Как уже стало понятно читателю, в этой трансформации гибридности в “постимперскую национальную традицию” нет ничего неожиданного. Подлинная ирония имперской ситуации проявилась в другом: в тот момент, когда узбекские политические и культурные власти окончательно признали искусство Усто Мумина “национальным каноном”, его художественное влияние утратило изначальный освободительный потенциал. Забытая гибридность превратилась в эстетический мейнстрим, источник подражания современных узбекских художников, работающих, не в последнюю очередь, на западный арт-рынок. Постимперское раскрепощение местной субъектности в картинах Усто Мумина сменилось культивированием ориенталистской экзотики на полотнах его эпигонов, открытие (и сокрытие) новых смыслов – тиражированием расхожих стереотипов о “загадочном Востоке”. Вклад Александра Николаева в создание постимперского узбекского будущего был нивелирован узбекскими художниками полувеком позже, когда они начали подражать Усто Мумину.

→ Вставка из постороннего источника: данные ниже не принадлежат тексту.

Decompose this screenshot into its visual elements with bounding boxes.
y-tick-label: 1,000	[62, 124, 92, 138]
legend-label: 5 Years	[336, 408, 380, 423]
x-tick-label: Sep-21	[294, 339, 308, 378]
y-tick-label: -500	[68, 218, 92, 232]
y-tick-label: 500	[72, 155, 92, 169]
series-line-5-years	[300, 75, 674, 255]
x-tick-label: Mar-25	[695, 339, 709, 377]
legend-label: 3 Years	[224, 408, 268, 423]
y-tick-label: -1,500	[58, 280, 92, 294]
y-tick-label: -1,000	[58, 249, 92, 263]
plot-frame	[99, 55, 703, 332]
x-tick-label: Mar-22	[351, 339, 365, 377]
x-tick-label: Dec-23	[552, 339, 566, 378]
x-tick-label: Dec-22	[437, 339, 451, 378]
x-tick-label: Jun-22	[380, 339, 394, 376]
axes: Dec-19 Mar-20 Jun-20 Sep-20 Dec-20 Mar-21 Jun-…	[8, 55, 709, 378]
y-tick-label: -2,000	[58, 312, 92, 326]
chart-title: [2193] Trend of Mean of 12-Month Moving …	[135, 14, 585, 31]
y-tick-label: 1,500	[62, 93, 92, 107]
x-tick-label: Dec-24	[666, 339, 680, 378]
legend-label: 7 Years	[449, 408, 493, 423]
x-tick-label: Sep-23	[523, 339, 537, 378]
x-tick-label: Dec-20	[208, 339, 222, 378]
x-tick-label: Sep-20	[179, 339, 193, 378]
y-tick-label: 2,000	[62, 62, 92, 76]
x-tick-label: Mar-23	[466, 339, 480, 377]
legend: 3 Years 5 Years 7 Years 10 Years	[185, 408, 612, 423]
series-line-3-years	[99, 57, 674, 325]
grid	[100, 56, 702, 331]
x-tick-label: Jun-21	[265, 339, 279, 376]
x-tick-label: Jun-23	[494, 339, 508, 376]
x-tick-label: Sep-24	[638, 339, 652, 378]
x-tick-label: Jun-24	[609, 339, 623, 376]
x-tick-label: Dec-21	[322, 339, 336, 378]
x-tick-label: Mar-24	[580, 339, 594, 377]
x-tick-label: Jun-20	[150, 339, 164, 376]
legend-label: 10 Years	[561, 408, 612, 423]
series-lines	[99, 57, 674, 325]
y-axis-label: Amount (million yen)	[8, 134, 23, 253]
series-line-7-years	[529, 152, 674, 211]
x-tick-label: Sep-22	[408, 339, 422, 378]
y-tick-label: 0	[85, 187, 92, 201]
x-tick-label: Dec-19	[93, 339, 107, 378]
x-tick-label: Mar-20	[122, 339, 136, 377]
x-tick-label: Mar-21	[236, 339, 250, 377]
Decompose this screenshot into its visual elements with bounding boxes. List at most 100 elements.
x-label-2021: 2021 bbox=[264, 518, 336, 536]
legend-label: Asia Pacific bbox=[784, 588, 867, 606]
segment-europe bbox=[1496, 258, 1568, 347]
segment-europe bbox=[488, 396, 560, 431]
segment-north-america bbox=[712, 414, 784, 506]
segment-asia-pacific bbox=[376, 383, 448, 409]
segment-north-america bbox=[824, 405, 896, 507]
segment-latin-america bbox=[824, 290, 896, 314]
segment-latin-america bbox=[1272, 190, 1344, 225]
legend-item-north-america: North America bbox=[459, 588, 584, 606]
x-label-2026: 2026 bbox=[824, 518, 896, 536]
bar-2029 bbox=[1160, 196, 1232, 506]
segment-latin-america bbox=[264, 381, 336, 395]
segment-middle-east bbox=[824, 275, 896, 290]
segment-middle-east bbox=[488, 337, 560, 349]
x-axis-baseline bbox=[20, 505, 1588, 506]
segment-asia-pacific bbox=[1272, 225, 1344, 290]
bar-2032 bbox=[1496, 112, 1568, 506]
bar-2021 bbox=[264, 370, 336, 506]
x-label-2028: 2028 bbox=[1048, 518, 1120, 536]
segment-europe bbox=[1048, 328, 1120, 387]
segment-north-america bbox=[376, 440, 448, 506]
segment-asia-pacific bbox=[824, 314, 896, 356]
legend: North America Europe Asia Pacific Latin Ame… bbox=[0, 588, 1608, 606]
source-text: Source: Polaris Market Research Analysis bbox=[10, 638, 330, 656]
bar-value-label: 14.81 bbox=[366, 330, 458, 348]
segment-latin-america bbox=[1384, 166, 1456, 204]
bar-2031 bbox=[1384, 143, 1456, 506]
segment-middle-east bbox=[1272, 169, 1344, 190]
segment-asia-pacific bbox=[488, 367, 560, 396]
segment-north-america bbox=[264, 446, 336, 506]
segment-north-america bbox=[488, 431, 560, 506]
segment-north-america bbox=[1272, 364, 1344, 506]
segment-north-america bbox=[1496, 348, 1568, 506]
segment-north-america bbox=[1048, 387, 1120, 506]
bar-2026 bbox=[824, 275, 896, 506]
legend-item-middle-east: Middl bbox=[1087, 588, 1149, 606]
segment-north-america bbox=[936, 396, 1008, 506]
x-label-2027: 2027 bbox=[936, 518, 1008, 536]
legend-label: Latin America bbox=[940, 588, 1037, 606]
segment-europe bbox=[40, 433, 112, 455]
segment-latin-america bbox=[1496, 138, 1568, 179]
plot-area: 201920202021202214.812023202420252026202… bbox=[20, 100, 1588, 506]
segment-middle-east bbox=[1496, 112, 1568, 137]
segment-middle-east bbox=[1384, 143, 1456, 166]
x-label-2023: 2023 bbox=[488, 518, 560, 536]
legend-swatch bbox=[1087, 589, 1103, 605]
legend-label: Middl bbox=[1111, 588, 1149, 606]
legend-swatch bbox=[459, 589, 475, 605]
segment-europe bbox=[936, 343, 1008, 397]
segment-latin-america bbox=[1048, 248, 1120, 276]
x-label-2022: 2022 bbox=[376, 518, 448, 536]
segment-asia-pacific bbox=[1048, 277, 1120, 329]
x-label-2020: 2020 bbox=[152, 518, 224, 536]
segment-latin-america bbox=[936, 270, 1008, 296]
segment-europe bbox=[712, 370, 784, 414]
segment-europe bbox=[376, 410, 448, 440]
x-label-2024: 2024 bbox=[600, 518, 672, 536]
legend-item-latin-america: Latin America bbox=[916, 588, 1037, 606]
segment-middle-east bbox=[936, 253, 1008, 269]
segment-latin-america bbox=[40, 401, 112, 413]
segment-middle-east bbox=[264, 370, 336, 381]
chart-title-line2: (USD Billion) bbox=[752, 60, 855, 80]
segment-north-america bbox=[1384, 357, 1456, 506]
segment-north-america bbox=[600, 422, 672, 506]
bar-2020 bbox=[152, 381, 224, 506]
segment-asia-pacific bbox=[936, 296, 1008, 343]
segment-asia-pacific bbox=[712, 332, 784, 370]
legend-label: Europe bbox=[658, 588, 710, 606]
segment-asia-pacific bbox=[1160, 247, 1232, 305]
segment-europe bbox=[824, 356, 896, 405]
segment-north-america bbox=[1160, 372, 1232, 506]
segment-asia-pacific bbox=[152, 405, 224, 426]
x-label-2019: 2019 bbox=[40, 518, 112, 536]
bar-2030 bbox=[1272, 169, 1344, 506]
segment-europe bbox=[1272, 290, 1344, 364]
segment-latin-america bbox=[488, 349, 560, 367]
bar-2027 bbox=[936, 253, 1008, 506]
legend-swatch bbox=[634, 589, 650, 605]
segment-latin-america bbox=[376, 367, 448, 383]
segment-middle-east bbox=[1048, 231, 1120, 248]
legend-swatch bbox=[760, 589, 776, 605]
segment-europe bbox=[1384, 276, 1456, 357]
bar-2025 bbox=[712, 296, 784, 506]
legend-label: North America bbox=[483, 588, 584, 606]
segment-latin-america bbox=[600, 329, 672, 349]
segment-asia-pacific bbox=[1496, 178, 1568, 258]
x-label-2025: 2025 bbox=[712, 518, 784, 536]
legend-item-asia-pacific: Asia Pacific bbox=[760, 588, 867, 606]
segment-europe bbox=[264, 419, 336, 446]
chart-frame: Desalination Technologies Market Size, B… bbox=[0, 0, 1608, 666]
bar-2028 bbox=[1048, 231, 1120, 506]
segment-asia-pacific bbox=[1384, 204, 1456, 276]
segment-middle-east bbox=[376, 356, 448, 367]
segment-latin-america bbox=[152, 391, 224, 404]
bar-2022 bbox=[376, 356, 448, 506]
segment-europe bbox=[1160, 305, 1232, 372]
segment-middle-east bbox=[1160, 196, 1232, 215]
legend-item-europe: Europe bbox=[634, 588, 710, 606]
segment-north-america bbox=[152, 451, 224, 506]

Видимо, в этом заключается важный исторический урок имперской ситуации: никакие “чистые формы” не в состоянии преодолеть многомерность меняющихся культурных контекстов, постоянно требующих “перевода” прежних идей и явлений на язык, понятный новому обществу в новых обстоятельствах. Любая традиция не просто изобретена недавно, как известно, но и синтезирована принципиально гибридным способом (как любое подлинно новое явление). Но гораздо менее очевидно то обстоятельство, что и гибридность не сохраняется в неизменном виде длительное время. Вопреки ожиданиям, главную опасность для нее представляет не распад на исходные “компоненты” – просто потому, что подлинная гибридность создается не механически, а в процессе взаимодействия и взаимных проекций, не из “компонентов”, а из совместного производства новых, небывалых прежде смыслов. Главную опасность для гибридности представляет “впадение в традицию”, забвение изначальной установки на творческое взаимодействие с внешним миром, замыкание на себе. Гибридность является единственным известным на сегодня способом интегрировать локальное знание в глобальную современность на собственных условиях, не подчиняясь неким внешним центрам “истинного знания”, а используя их в собственных интересах.